I have a 5-year-old son.  He’ll be six in a couple of weeks.  Recently, he told me, “Daddy, when I grow up, I want to make fast cars, but ones that don’t have exhaust pipes, so they don’t hurt the earth.” …Talk about a proud father moment… Now, I’d like to take credit for his coming up with this thought.  And, for the most part, I probably can.  I’ve spent the past 2 years focused on exactly what he’s talking about, a fact which has impacted his life as much as it has mine.  (On the other hand, he’s spent every day of his life – until recently – knowing that daddy has a race car in the garage, and that he tows it with an enormous pick-up truck.  …I’m glad he chose to focus on the positive.)  Plus, he does go to a school where being aware of the natural world is a big part of the curriculum.

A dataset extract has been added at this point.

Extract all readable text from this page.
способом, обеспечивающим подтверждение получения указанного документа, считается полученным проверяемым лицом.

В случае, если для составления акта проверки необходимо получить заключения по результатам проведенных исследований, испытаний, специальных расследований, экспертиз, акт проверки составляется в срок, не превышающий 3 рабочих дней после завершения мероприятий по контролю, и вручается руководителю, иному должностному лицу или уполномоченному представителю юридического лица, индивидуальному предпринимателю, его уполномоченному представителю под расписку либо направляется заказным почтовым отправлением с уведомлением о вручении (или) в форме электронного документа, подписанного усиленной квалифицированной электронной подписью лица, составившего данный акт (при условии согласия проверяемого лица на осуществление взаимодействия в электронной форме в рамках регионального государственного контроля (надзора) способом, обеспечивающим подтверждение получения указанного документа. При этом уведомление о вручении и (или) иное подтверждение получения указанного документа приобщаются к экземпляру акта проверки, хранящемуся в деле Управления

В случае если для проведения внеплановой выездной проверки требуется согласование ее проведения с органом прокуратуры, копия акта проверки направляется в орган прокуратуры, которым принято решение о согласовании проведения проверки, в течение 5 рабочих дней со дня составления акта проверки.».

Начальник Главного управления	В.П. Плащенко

But this got me thinking: there are currently over a quarter of a BILLION motor vehicles registered in the U.S. (and about a BILLION worldwide).  And if we keep the status quo, those numbers could double in the coming decades, with disastrous results for our environment, the climate, national security, the economy, and our standard of living.  Now, most in the auto industry have finally acknowledged that combustion exhaust is bad.  (And to the climate-change skeptics that remain, I ask, “My kindergartener gets it, so why can’t you?“)   And more and more folks are working on ways to transform transportation in a broader sense, and not just clean up our cars.  But we’re just getting started.  If things are going to change, it’s the kids of today who are really going to have to effect it.  If they grow up with the mindset that, “my parents drive a big SUV, so I will too one day,” then stagnation occurs.  On the other hand, if they are taught early on that the way things are isn’t the way things have to be, then change becomes all the more possible.

I can’t wait to see what our cars will look like 20 years from now.  And I can’t wait to find out if they’ll still be our primary mode of conveyance, or if we’ll just use them sparingly, for fun.  (I’d much prefer to take public transit during the week, and drive a Porsche on the weekends…)  But mostly, I can’t wait to see if my son might actually follow through on his fleeting yet poignant declaration.  ...And if the cars are fast, like he plans, then that WILL be a proud father moment indeed!